I think too much actually :/ and act too hastily. :/
It is 13.

I like posting sitters for a change ... :P

I think it can have several values:\[1+4\pm2\pm6\]

since q and s can be negative

so are you saying, for example, that:\[s=-p^6\]is not a valid solution to this?

maybe FFM can clarify?

I hope you realize that I am still impressed by your solution, critique aside.

:) thx

Asnaseer is technically right, but I am happy with the less pedantic solution for this one.

Is there some article on this area that I could read about to help me understand this better?

good point apoorvk!

does that mean that:\[\log_p(-p)^6\]is undefined?

thx for the link Limitless.

sorry I meant:\[\log_p-(p)^6\]

In real yes.

I mean it is not defined in \( \mathbb{R}\)

*amazes

Yup^!

BTW: The wolf says \(\log(-1)=i\pi\)

so FFM - you are right - it does not belong in the reals

You just melted by brain Limitless! (in a good way) :D

How many values of \(x\) satisfy the equation \( \log (2x)=\frac 14 (x-15)^4 \)?

42 =_=

Well for complex numbers we need a completely new reference axes, The argand plane.

*plotting

FFM: Can this be solved analytically?

Oh yes, 1 line if you start sufficiently from left ;)

ah! - two values?

This whole factor \((x-15)^5\) is turning me off.

No. Btw consider \(\mathbb{R} \)

\(x\) is not an integer.
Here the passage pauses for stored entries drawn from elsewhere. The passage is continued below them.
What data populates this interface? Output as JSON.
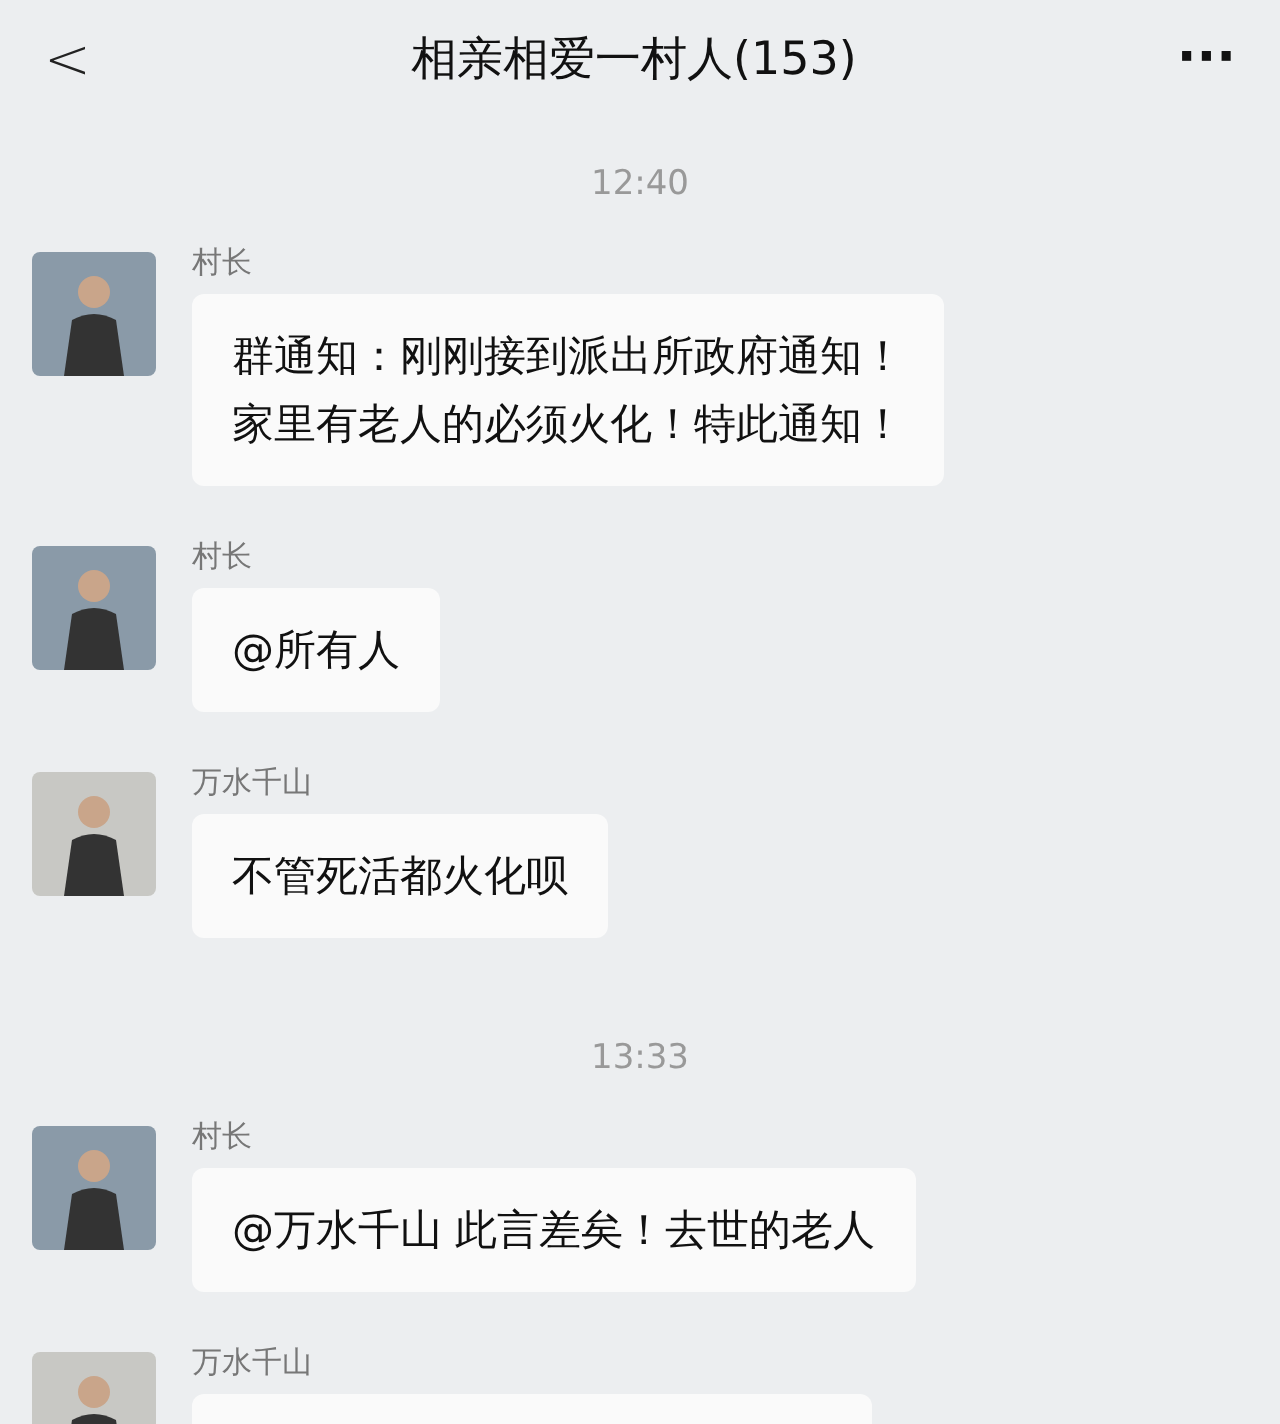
{
  "header": {
    "back": "<",
    "title": "相亲相爱一村人(153)",
    "more": "···"
  },
  "items": [
    {
      "kind": "time",
      "text": "12:40"
    },
    {
      "kind": "message",
      "sender": "村长",
      "color": "#8a9aa8",
      "lines": [
        "群通知：刚刚接到派出所政府通知！",
        "家里有老人的必须火化！特此通知！"
      ]
    },
    {
      "kind": "message",
      "sender": "村长",
      "color": "#8a9aa8",
      "lines": [
        "@所有人"
      ]
    },
    {
      "kind": "message",
      "sender": "万水千山",
      "color": "#c8c8c4",
      "lines": [
        "不管死活都火化呗"
      ]
    },
    {
      "kind": "time",
      "text": "13:33"
    },
    {
      "kind": "message",
      "sender": "村长",
      "color": "#8a9aa8",
      "lines": [
        "@万水千山 此言差矣！去世的老人"
      ]
    },
    {
      "kind": "message",
      "sender": "万水千山",
      "color": "#c8c8c4"
    }
  ]
}
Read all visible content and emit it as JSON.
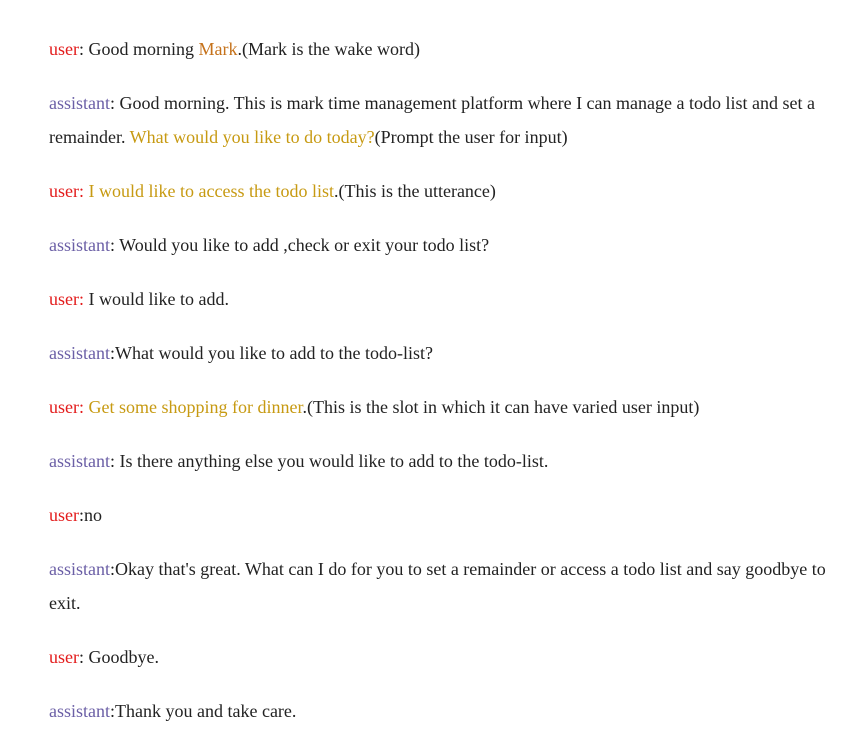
{
  "turns": [
    {
      "speaker": "user",
      "label": "user",
      "segments": [
        {
          "text": ": Good morning ",
          "style": "plain"
        },
        {
          "text": "Mark",
          "style": "orange"
        },
        {
          "text": ".(Mark is the wake word)",
          "style": "plain"
        }
      ]
    },
    {
      "speaker": "assistant",
      "label": "assistant",
      "segments": [
        {
          "text": ": Good morning. This is mark time management platform where I can manage a todo list and set a remainder. ",
          "style": "plain"
        },
        {
          "text": "What would you like to do today?",
          "style": "gold"
        },
        {
          "text": "(Prompt the user for input)",
          "style": "plain"
        }
      ]
    },
    {
      "speaker": "user",
      "label": "user",
      "segments": [
        {
          "text": ": ",
          "style": "plain-red"
        },
        {
          "text": "I would like to access the todo list",
          "style": "gold"
        },
        {
          "text": ".(This is the utterance)",
          "style": "plain"
        }
      ]
    },
    {
      "speaker": "assistant",
      "label": "assistant",
      "segments": [
        {
          "text": ": Would you like to add ,check or exit your todo list?",
          "style": "plain"
        }
      ]
    },
    {
      "speaker": "user",
      "label": "user",
      "segments": [
        {
          "text": ": ",
          "style": "plain-red"
        },
        {
          "text": "I would like to add.",
          "style": "plain"
        }
      ]
    },
    {
      "speaker": "assistant",
      "label": "assistant",
      "segments": [
        {
          "text": ":What would you like to add to the todo-list?",
          "style": "plain"
        }
      ]
    },
    {
      "speaker": "user",
      "label": "user",
      "segments": [
        {
          "text": ": ",
          "style": "plain-red"
        },
        {
          "text": "Get some shopping for dinner",
          "style": "gold"
        },
        {
          "text": ".(This is the slot in which it can have varied user input)",
          "style": "plain"
        }
      ]
    },
    {
      "speaker": "assistant",
      "label": "assistant",
      "segments": [
        {
          "text": ": Is there anything else you would like to add to the todo-list.",
          "style": "plain"
        }
      ]
    },
    {
      "speaker": "user",
      "label": "user",
      "segments": [
        {
          "text": ":no",
          "style": "plain"
        }
      ]
    },
    {
      "speaker": "assistant",
      "label": "assistant",
      "segments": [
        {
          "text": ":Okay that's great. What can I do for you to set a remainder or access a todo list and say goodbye to exit.",
          "style": "plain"
        }
      ]
    },
    {
      "speaker": "user",
      "label": "user",
      "segments": [
        {
          "text": ": Goodbye.",
          "style": "plain"
        }
      ]
    },
    {
      "speaker": "assistant",
      "label": "assistant",
      "segments": [
        {
          "text": ":Thank you and take care.",
          "style": "plain"
        }
      ]
    }
  ],
  "colors": {
    "user": "#e31b1b",
    "assistant": "#6b5fa6",
    "orange": "#c5721b",
    "gold": "#c79a12",
    "text": "#222222"
  }
}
Is this true?

No.

\( \log(2x)^4 = (x-15)^4\)

I missed something, then.

|dw:1338633080637:dw|

can't find the solution analytically though!!

that graph makes it look like there are indeed only 2 solutions

Which are symmetric.

symmetric in which sense?

yes ... expoential function >> polynomial function >> log function

Oops. I was wrong, sorry.

Then the two solutions are x =? and x = ? .. :)

lol ... i hope you don't mind if i use guessing technique

Yes, but can't we find the solutions if there are two solutions?

i asked the same type of question of MSE they showed me Newton's method

lol :D

^yes.

Exact same experience. I don't even think Lambert W can be applied.

is the log using base 10 or base e?

common logarithm base 10 I would say.

Well x=5 is the only solution. If you find the other one please let me know :)

\(x=5\) isn't a solution. Unless my math skills are horribly wrong right now.

x=5 does not seem to satisfy the equation?

this is the equation right?:\[\log (2x)=\frac 14 (x-15)^4\]

I just checked in mathematica:
x = 5; 1/4 Log[10, (x - 15)^4] = Log [10, 2 x]=1

OMG!! I didn't mention the log carp :(

\[ \log (2x)=\frac 14 \log (x-15)^4 \]

bad FFM - bad FFM - go stand in a corner now! :)

VERY VERY VERY poor penman ship :( My apologies to all :(

Whoa whoa whoa. One moment. Is this \(\log(x-15)^4\) or is it meant to be \(\log[(x-15)^4]\)?

I think both are same.

That implies \(x=-15\) is a solution.

No. that's the tricky part. Try substituting x=-15 in the equation.

therefore only ONE real solution, x=5

That's right asnaseer.!

Asnaseer has slain me. :p

I forgot, once again, the \(\pm\).

:) we all have our days - in my case - seconds, of fame :)